Krua Khun Kan: Osaka street food at the Bangkok Art & Culture Center

COCONUTS HOT SPOT – Serving Japanese street food right is a “fine art” so it’s no perhaps no surprise to find a great Japanese eatery amongst the exhibitions of the Bangkok Art & Culture Center.

To dine here, go to the second floor and find the Hof Eat and Art gallery – inside you’ll find Krua Khun Kan, a super-relaxed space filled with street art and delectable food. They serve Japanese comfort food like pork curry and oyakodon, the kind of grub you’d find on the streets of Osaka. Apart from being cooked by two cool chefs, the food is very affordable – and being comfort food, it should be.
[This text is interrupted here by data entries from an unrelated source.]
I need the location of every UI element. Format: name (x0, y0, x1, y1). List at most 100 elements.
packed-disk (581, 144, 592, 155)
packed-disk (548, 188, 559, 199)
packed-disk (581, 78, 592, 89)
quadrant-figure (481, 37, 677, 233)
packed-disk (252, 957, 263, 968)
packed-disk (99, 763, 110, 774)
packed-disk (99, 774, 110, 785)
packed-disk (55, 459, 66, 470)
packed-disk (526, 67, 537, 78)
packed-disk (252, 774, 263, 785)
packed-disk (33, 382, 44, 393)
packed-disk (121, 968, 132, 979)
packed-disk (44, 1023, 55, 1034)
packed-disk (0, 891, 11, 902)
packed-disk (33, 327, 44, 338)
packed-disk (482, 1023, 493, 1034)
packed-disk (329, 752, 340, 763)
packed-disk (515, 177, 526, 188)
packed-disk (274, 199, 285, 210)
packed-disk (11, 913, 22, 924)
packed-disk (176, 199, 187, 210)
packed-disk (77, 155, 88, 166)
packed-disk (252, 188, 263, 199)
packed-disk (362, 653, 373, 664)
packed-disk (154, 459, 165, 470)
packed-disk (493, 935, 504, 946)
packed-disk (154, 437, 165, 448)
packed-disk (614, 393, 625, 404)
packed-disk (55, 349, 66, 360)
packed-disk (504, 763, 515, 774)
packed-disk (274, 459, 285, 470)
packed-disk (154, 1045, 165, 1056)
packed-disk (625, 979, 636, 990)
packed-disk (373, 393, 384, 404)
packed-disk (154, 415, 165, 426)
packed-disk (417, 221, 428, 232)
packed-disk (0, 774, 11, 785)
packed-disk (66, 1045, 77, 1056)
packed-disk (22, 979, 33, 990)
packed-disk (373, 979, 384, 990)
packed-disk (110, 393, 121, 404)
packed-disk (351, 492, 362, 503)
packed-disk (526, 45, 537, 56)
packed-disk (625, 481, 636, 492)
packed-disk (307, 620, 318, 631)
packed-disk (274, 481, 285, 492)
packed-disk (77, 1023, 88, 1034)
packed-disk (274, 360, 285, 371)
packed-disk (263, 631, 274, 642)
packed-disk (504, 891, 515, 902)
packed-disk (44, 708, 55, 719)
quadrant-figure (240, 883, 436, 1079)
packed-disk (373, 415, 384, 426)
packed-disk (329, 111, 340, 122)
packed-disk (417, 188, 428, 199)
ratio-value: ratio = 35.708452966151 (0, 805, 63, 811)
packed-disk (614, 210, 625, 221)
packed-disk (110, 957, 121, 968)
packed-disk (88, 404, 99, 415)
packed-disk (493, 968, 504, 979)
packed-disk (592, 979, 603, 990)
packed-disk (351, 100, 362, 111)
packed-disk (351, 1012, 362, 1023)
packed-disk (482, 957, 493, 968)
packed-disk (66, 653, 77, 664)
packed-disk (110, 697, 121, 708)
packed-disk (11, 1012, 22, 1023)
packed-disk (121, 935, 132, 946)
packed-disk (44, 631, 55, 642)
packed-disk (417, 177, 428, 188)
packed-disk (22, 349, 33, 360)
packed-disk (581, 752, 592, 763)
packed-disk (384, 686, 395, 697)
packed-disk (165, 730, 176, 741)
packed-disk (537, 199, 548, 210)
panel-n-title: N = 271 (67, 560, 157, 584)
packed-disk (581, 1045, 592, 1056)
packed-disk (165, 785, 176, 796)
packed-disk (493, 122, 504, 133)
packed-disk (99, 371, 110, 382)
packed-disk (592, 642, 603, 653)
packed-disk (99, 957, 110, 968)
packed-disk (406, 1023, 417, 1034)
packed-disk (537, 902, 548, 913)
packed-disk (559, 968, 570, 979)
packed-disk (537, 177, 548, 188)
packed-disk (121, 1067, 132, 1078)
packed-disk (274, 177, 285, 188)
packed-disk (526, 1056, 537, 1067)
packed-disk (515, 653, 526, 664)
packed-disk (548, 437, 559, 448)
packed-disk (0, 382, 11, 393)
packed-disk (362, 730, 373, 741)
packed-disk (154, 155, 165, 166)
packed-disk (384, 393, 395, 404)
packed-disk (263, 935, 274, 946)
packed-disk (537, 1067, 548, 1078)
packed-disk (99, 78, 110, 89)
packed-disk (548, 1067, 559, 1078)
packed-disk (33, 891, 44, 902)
While most of the cookie-cutter Japanese chain places play up Japanese food as being “gourmet,” the reality is that most Japanese cuisine is pragmatic and fun. And that’s how it is here; you can sit outside and order from a menu that’s handwritten on sticky notes and posted on the wall or you could sit back with some sashimi salad and try and decode the scribbling surrounding you inside the art gallery. At the center of the gallery/restaurant is a street-style cart with all the fixins’ like shoyu and Japanese mayonnaise to accompany your dishes, not to mention some sweet sashimi.

The art here is the kind that everyone can appreciate. There’s a helium tank, some helmets, an old bike. It’s that kind of funky, weird street-style art that is easy to digest and doesn’t make you feel like you have to sit there and scroll through your mental thesaurus to come up with words to use as you’re pretending to analyze something you know little about. In fact, it’s pretty much the same as the food – something you can enjoy without having to be a connoisseur. It’s not a big deal if you don’t know the Japanese words for different types of sushi here – just pick something off the menu and it’ll be tasty. But here’s the thing, if you are a bit of a Japanese food snob then you’ll really appreciate how authentic it is, and you’ll really get off on how good the prices are.

The BACC is closed on Mondays, and that means Krua Khun Kan is too, but stop in any other day for an interesting lunch, or maybe bring a hipster date here for an early dinner during the middle of the week. Just keep in mind it closes at eight.